There’s another, much more important reason for the high impedance of antistatic grounding systems. If you’re working live on or with anything connected to line power, an accidental contact with the hot line is an instant electric chair if you’re connected to ground through a low-impedance connection.
Let me second what engineer_comp_geek said (and really, with a user name like that, how can we doubt him? 
):
Have a static mat with an integrated resistor in circuit to your wrist strap. The idea is not only to keep everything at the same potential, but also to limit how quickly the charge can transfer (ie, limit the current), when potentials aren’t equal. (Aside: even if you think the charge is equalized, moving equally charged materials closer and further away causes a change in capacitance that can cause temporary voltage spikes.)
Physically within the IC: A static discharge (even one you may not see or feel) is applying a transient voltage that can be in the thousands of volts, for a very brief time. If this current can’t be dumped to ground somehow, this causes pretty much one of 2 failure mechanisms: a dielectric breakdown between two conductors, or a line fusing open.

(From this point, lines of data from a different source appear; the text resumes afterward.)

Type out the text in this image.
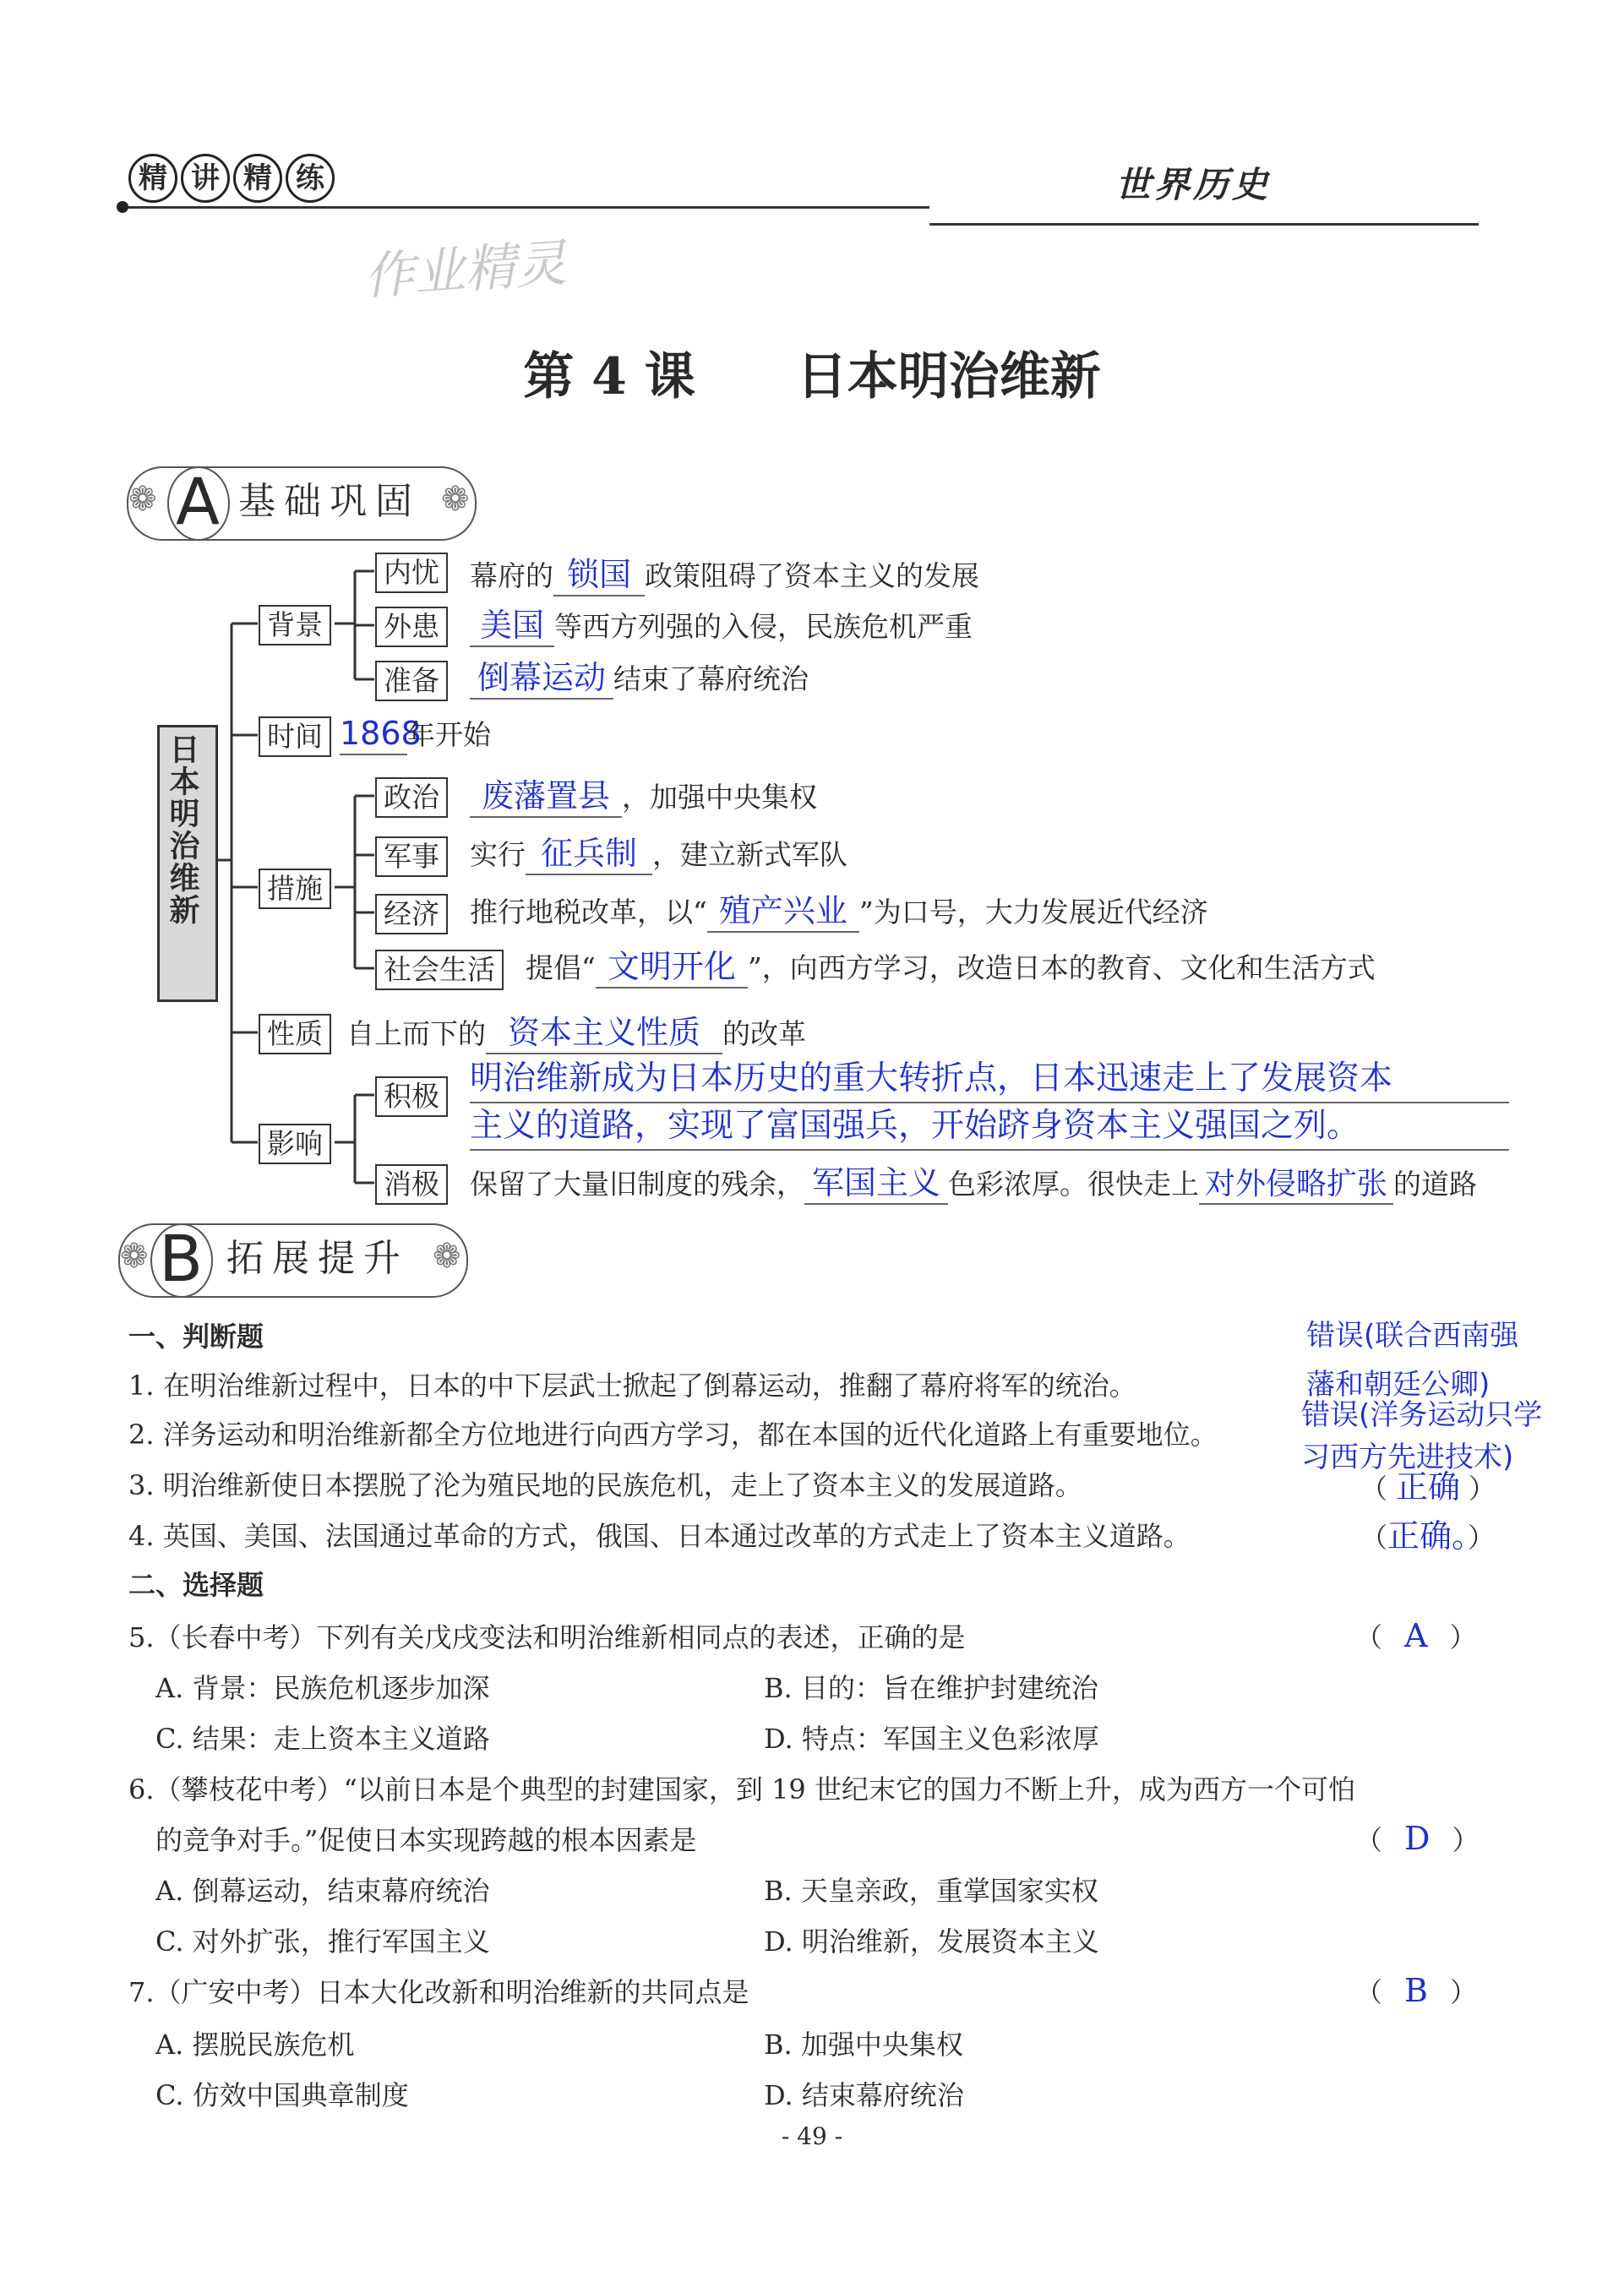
精 讲 精 练	世界历史
作业精灵
第 4 课　　日本明治维新
❁	❁
A 基础巩固
日本明治维新
背景
时间
措施
性质
影响
内忧	幕府的 锁国 政策阻碍了资本主义的发展
外患	美国 等西方列强的入侵，民族危机严重
准备 倒幕运动 结束了幕府统治
1868年开始
政治	废藩置县 ，加强中央集权
军事	实行 征兵制 ，建立新式军队
经济	推行地税改革，以“ 殖产兴业 ”为口号，大力发展近代经济
社会生活	提倡“ 文明开化 ”，向西方学习，改造日本的教育、文化和生活方式
自上而下的 资本主义性质 的改革
积极 明治维新成为日本历史的重大转折点，日本迅速走上了发展资本
主义的道路，实现了富国强兵，开始跻身资本主义强国之列。
消极	保留了大量旧制度的残余， 军国主义 色彩浓厚。很快走上 对外侵略扩张 的道路
❁	❁
B 拓展提升
一、判断题
1. 在明治维新过程中，日本的中下层武士掀起了倒幕运动，推翻了幕府将军的统治。
2. 洋务运动和明治维新都全方位地进行向西方学习，都在本国的近代化道路上有重要地位。
3. 明治维新使日本摆脱了沦为殖民地的民族危机，走上了资本主义的发展道路。
4. 英国、美国、法国通过革命的方式，俄国、日本通过改革的方式走上了资本主义道路。
错误(联合西南强
藩和朝廷公卿)
错误(洋务运动只学
习西方先进技术)
（ 正确 ）
（正确。）
二、选择题
5.（长春中考）下列有关戊戌变法和明治维新相同点的表述，正确的是	（ A ）
A. 背景：民族危机逐步加深	B. 目的：旨在维护封建统治
C. 结果：走上资本主义道路	D. 特点：军国主义色彩浓厚
6.（攀枝花中考）“以前日本是个典型的封建国家，到 19 世纪末它的国力不断上升，成为西方一个可怕
的竞争对手。”促使日本实现跨越的根本因素是	（ D ）
A. 倒幕运动，结束幕府统治	B. 天皇亲政，重掌国家实权
C. 对外扩张，推行军国主义	D. 明治维新，发展资本主义
7.（广安中考）日本大化改新和明治维新的共同点是	（ B ）
A. 摆脱民族危机	B. 加强中央集权
C. 仿效中国典章制度	D. 结束幕府统治
- 49 -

The dielectric breakdown is like a blown capacitor. There is a charge causing such a large electric field between two points on the chip that the insulator between the two is destroyed. This can be between 2 metal wires on the chip (either adjacent to each other in the same level, or vertically between two levels), or it can burst through what is known for a CMOS transistor as the “gate oxide”, which is the very thin dielectric that makes up the main part of a transistor, between the gate of a transistor and it’s source or drain.
A line fusing open is caused by a line carrying more current than it is equipped to handle - either because there is already a current path (perhaps the one mentioned above) blown, or because it’s normally a contact path between the two lines, or an ESD protection circuit. The heat from the (I*R) drop through the line doesn’t dissipate fast enough, and melts the line.

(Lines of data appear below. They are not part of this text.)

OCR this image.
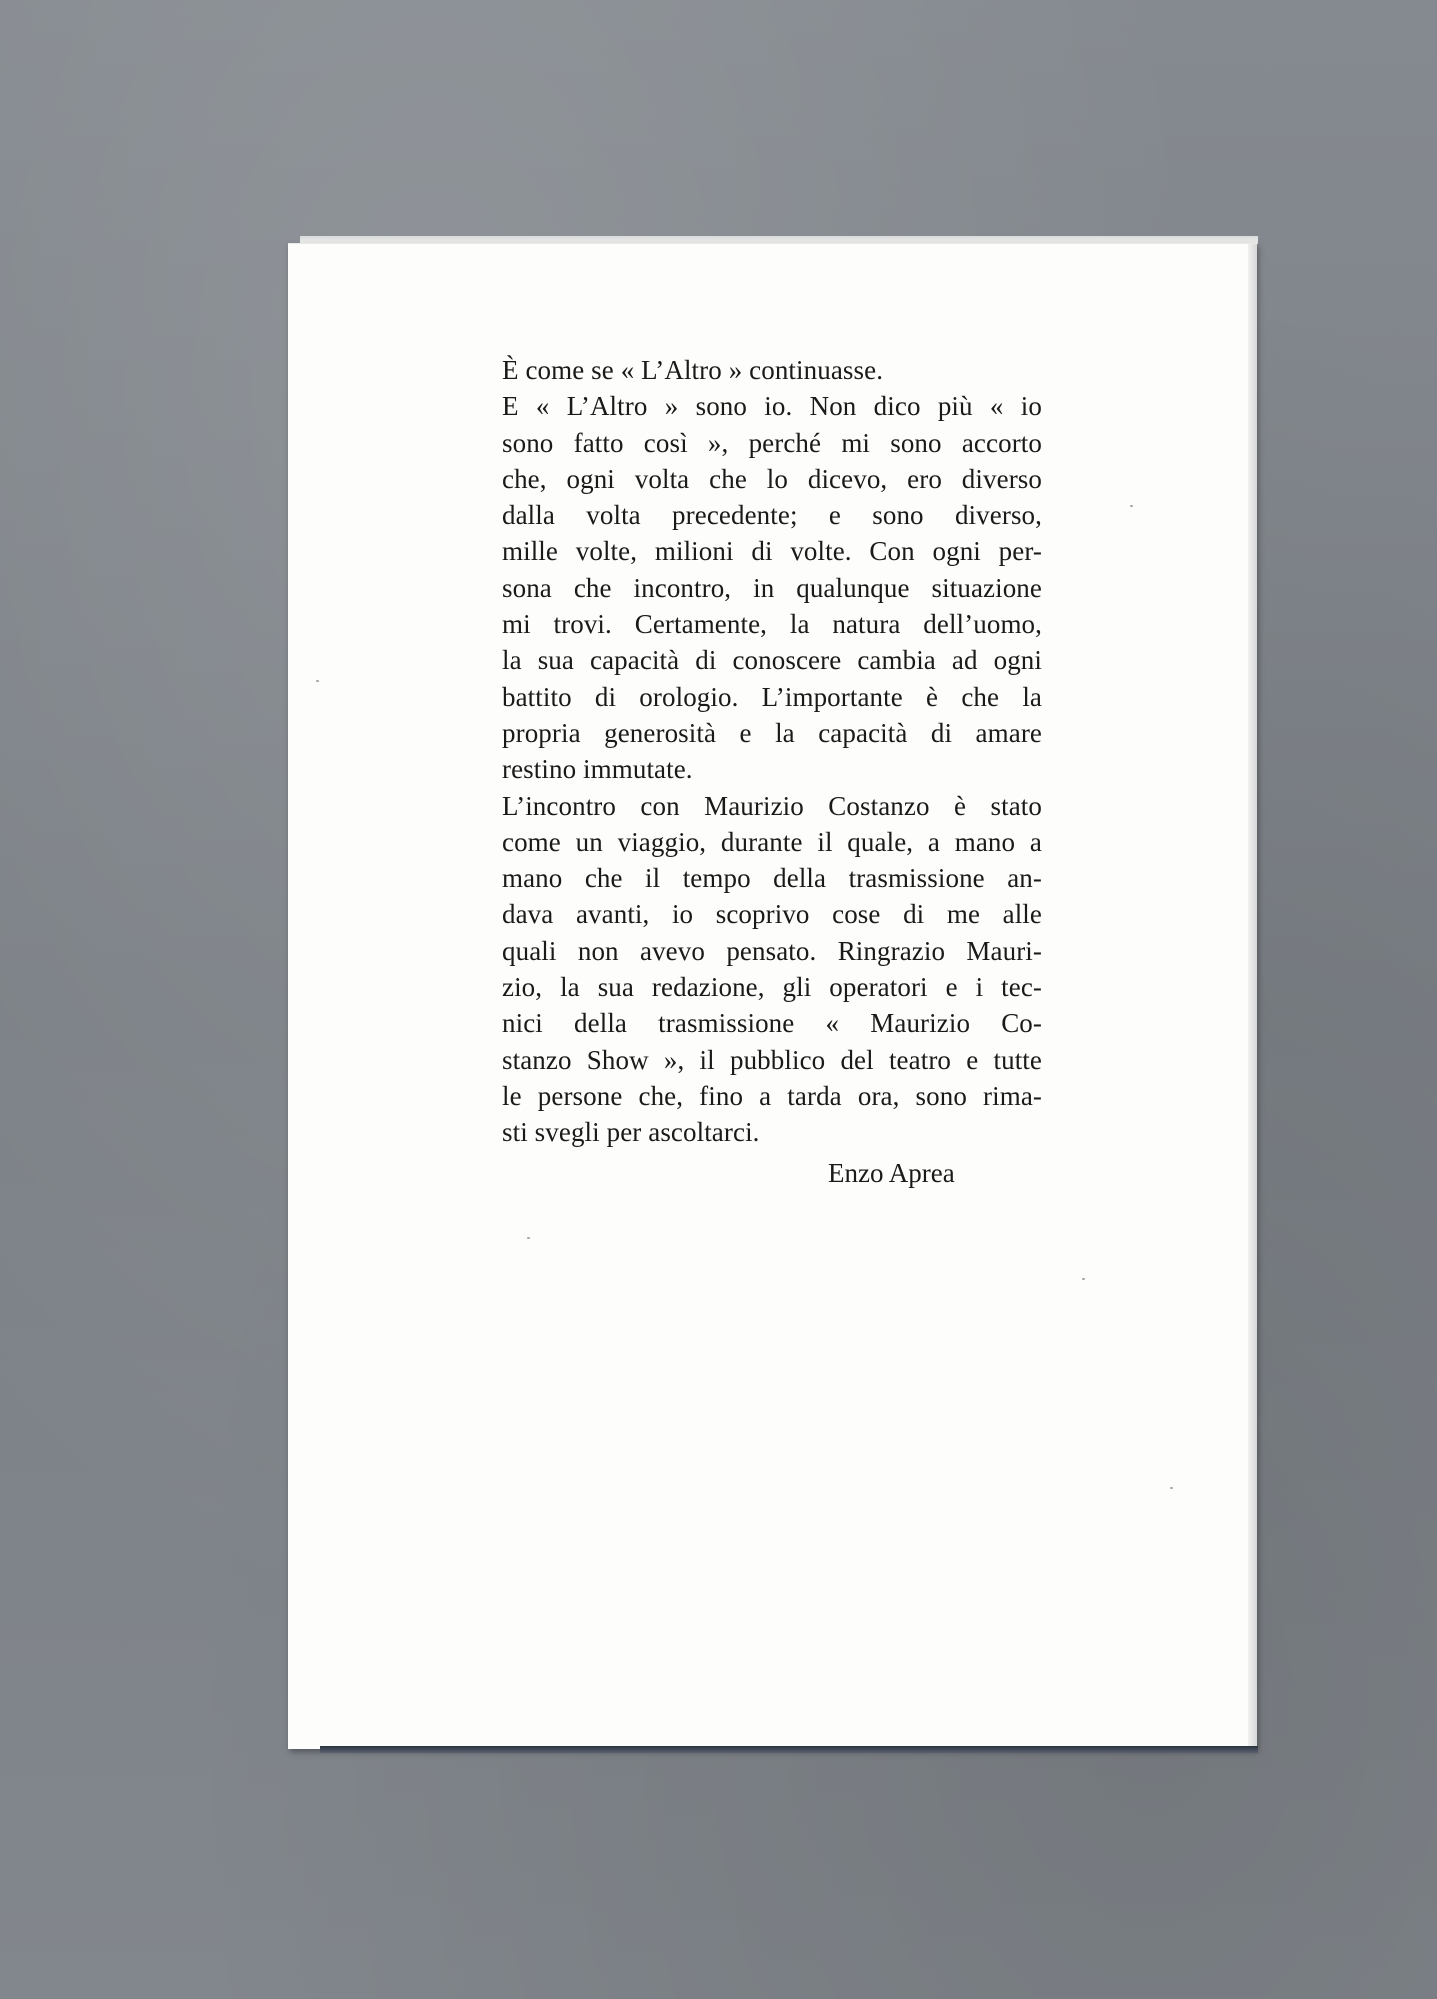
È come se « L’Altro » continuasse.
E « L’Altro » sono io. Non dico più « io
sono fatto così », perché mi sono accorto
che, ogni volta che lo dicevo, ero diverso
dalla volta precedente; e sono diverso,
mille volte, milioni di volte. Con ogni per-
sona che incontro, in qualunque situazione
mi trovi. Certamente, la natura dell’uomo,
la sua capacità di conoscere cambia ad ogni
battito di orologio. L’importante è che la
propria generosità e la capacità di amare
restino immutate.
L’incontro con Maurizio Costanzo è stato
come un viaggio, durante il quale, a mano a
mano che il tempo della trasmissione an-
dava avanti, io scoprivo cose di me alle
quali non avevo pensato. Ringrazio Mauri-
zio, la sua redazione, gli operatori e i tec-
nici della trasmissione « Maurizio Co-
stanzo Show », il pubblico del teatro e tutte
le persone che, fino a tarda ora, sono rima-
sti svegli per ascoltarci.
Enzo Aprea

As circuits get more complex, all of these different wires get closer and closer together, which makes them more and more sensitive to static discharges. This is consistent with your comment that this is more common than it used to be - that’s well known through the industry.
Everyone tries to put some type of protection circuitry on the exposed pins of their chips. This circuitry does nothing in normal operation, but turns on a low resistance path when an extremely high voltage is applied. But again, these only have so much they can handle, and it gets harder and harder to design them as the chips get denser and the minimum sizes of the circuits get smaller.
Hope this helps - I’m always willing to go on with more detail than anyone wants on this topic.
Part of the problem may be that you’re frying IC chips when they are supposed to be lightly broiled for one hour after marinating in lemon juice and milk overnight.
You have had some very good advice so far (buy a static mat + wrist strap), but I’d like to address this issue:
Why has the failure rate spiked so drastically?
Has there been a change in weather? If the air is very dry, you will retain charge for longer, and buil d up higher voltages.
Have you changed clothes? [sub](I hope so)[/sub] Are you wearing more synthetic clothes now, than you were a couple of weeks ago? Certain materials (especially synthetics) help build up high voltages, when rubbing against your body.
What about shoes? You say that you stand on a wooden floor, which probably is non-conductive, but if it is humid enough, it might be enough to let your charge seep out - if your shoes are not too good insulators.
If this is a relatively new occurance I would check carefully the environment you are in. Are there any large motors or other sources of electromagnetism? They can also induce a current in a chip that will overwhelm it. Make sure also that you plug-in is grounded properly. An ungrounded plug is usually not a big problem but in a high static area you can build up quite a charge on the case of the computer or whatever it is you are dealing with.